Dry Stack Vineyard is located in Bennett Valley, just southeast of the city of Santa Rosa, in the shadow of Sonoma Mountain. Lining Bennett Valley Road are small ranches and vineyards; it has an upscale bucolic feel. Lichen draped oaks are scattered about the hills and Bennett Mountain looms to the northeast. The valley runs northwest to southeast, up to the lower flanks of Sonoma Mountain. It is not fully planted, unlike the Russian River plain to the northwest of town which is pretty much a monoculture of grapevines.

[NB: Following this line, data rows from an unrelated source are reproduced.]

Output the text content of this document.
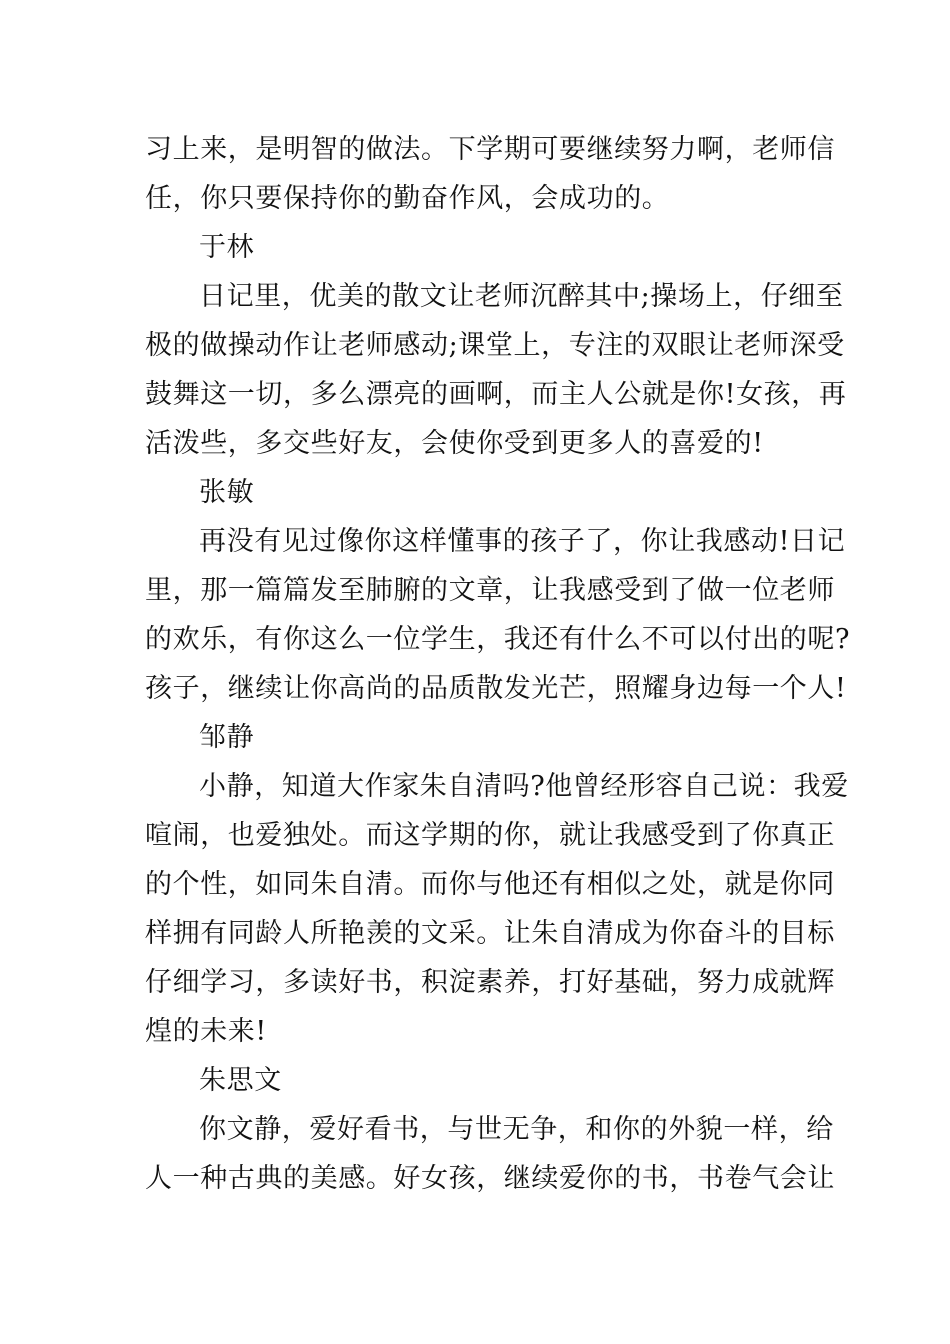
习上来，是明智的做法。下学期可要继续努力啊，老师信
任，你只要保持你的勤奋作风，会成功的。
于林
日记里，优美的散文让老师沉醉其中;操场上，仔细至
极的做操动作让老师感动;课堂上，专注的双眼让老师深受
鼓舞这一切，多么漂亮的画啊，而主人公就是你!女孩，再
活泼些，多交些好友，会使你受到更多人的喜爱的!
张敏
再没有见过像你这样懂事的孩子了，你让我感动!日记
里，那一篇篇发至肺腑的文章，让我感受到了做一位老师
的欢乐，有你这么一位学生，我还有什么不可以付出的呢?
孩子，继续让你高尚的品质散发光芒，照耀身边每一个人!
邹静
小静，知道大作家朱自清吗?他曾经形容自己说：我爱
喧闹，也爱独处。而这学期的你，就让我感受到了你真正
的个性，如同朱自清。而你与他还有相似之处，就是你同
样拥有同龄人所艳羡的文采。让朱自清成为你奋斗的目标
仔细学习，多读好书，积淀素养，打好基础，努力成就辉
煌的未来!
朱思文
你文静，爱好看书，与世无争，和你的外貌一样，给
人一种古典的美感。好女孩，继续爱你的书，书卷气会让
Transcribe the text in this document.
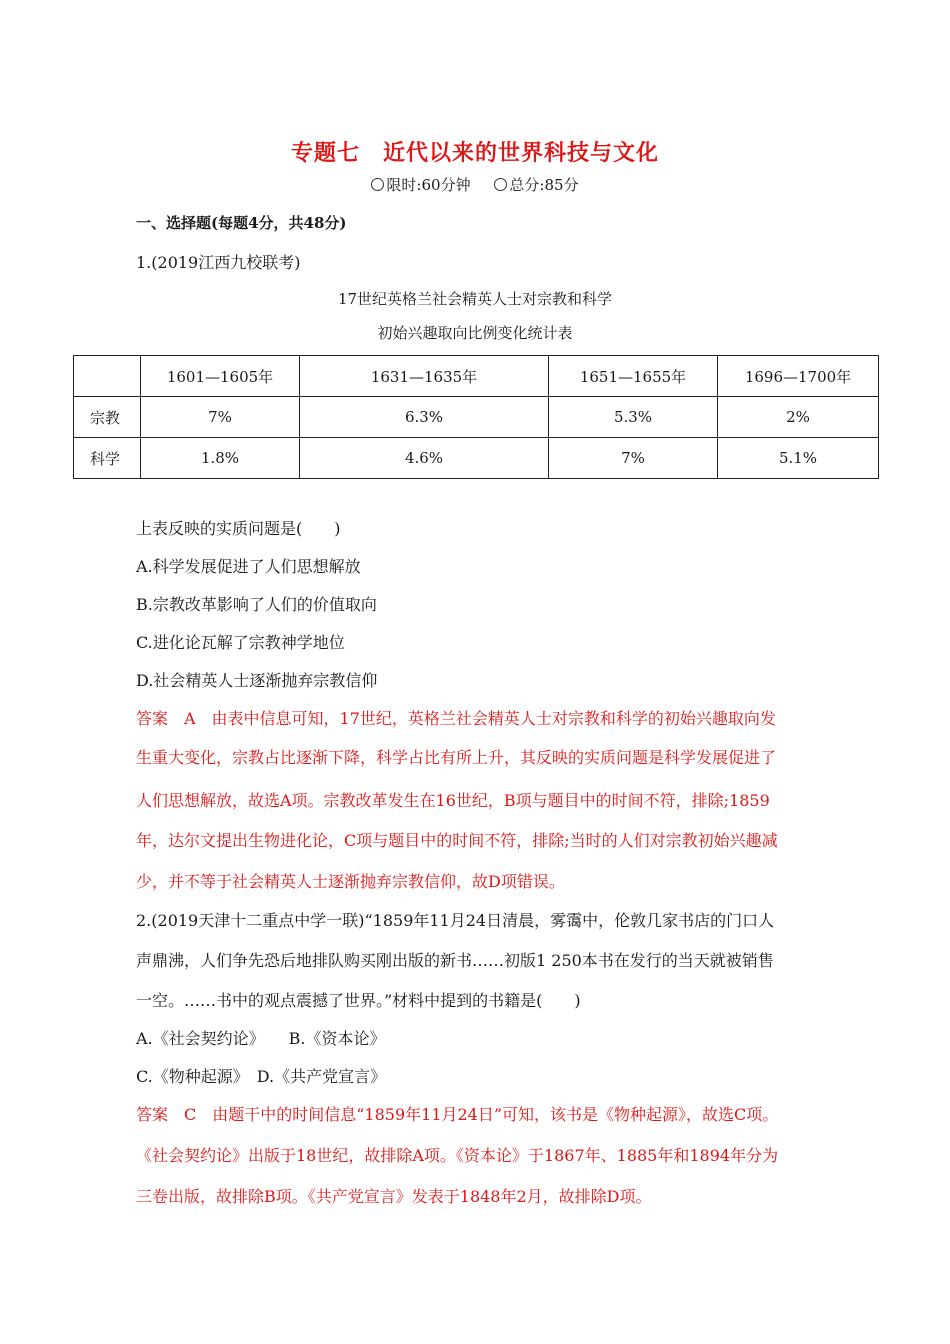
专题七　近代以来的世界科技与文化
限时:60分钟	总分:85分
一、选择题(每题4分，共48分)
1.(2019江西九校联考)
17世纪英格兰社会精英人士对宗教和科学
初始兴趣取向比例变化统计表
	1601—1605年	1631—1635年	1651—1655年	1696—1700年
宗教	7%	6.3%	5.3%	2%
科学	1.8%	4.6%	7%	5.1%
上表反映的实质问题是(　　)
A.科学发展促进了人们思想解放
B.宗教改革影响了人们的价值取向
C.进化论瓦解了宗教神学地位
D.社会精英人士逐渐抛弃宗教信仰
答案　A　由表中信息可知，17世纪，英格兰社会精英人士对宗教和科学的初始兴趣取向发
生重大变化，宗教占比逐渐下降，科学占比有所上升，其反映的实质问题是科学发展促进了
人们思想解放，故选A项。宗教改革发生在16世纪，B项与题目中的时间不符，排除;1859
年，达尔文提出生物进化论，C项与题目中的时间不符，排除;当时的人们对宗教初始兴趣减
少，并不等于社会精英人士逐渐抛弃宗教信仰，故D项错误。
2.(2019天津十二重点中学一联)“1859年11月24日清晨，雾霭中，伦敦几家书店的门口人
声鼎沸，人们争先恐后地排队购买刚出版的新书……初版1 250本书在发行的当天就被销售
一空。……书中的观点震撼了世界。”材料中提到的书籍是(　　)
A.《社会契约论》　　B.《资本论》
C.《物种起源》　D.《共产党宣言》
答案　C　由题干中的时间信息“1859年11月24日”可知，该书是《物种起源》，故选C项。
《社会契约论》出版于18世纪，故排除A项。《资本论》于1867年、1885年和1894年分为
三卷出版，故排除B项。《共产党宣言》发表于1848年2月，故排除D项。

Peter and Marie Young own Dry Stack vineyard. They are all about the wine, because they make some themselves and know that without top notch grapes, the wine will not be great. The first time I met with Peter and Marie to discuss buying grapes we sat at a picnic table overlooking the vineyard and drank a bottle of Vouvray. Civilized indeed. These are some of the best tended Syrah vines I work with. Syrah is an unruly variety that loves to grow shoots and leaves, but here the vegetation is neatly tended and tucked into the trellis wires so that all the leaves get an equal measure of sunshine. With a late ripening variety in a cool climate, this is really important. Like the other growers I work with, we are all on the same page, and while I visit the vineyard pretty often I usually don’t have a lot more to say than “It looks great, as usual.”

Dry Stack is partway up the ridge that forms the western boundary of the AVA. Soils there, like much of the north coast, are a combination of marine clays and lighter textured volcanic material. It is quite rocky, and the name Dry Stack is taken from the many dry stack stone walls on the property, built from the rocks that littered the site prior to it being a vineyard. The Syrah ripens surprisingly late here, around the end of October, which it truly the end of the season in these parts. Because it ripens so late, it tends to dodge the heat waves that inevitably strike the north coast of California in the early fall and late summer, so I can leave the grapes out there a very long time. When they come in, they are always beautifully unblemished (fruit from hotter areas can get a little beat up if it has to hang through a protracted heat wave). While pretty grapes don’t always mean good wine, at Dry Stack I always get pure Syrah flavors unmarred by overripe or raisiny notes.

Like many winemakers who are working with cool climate Syrah in California, I continue to be convinced that Syrah might be the ideal red grape for the Californian climate. In cool sites like Bennett Valley it produces deeply colored wines with tremendous fruit expression. No high alcohol jammy fruit bombs here. There’s some of that “old world meets new world” combination of flowers and dried herbs with ripe black fruits and meat that is exactly what I am looking for in Californian Syrah. You can tell that I like this vineyard, I guess.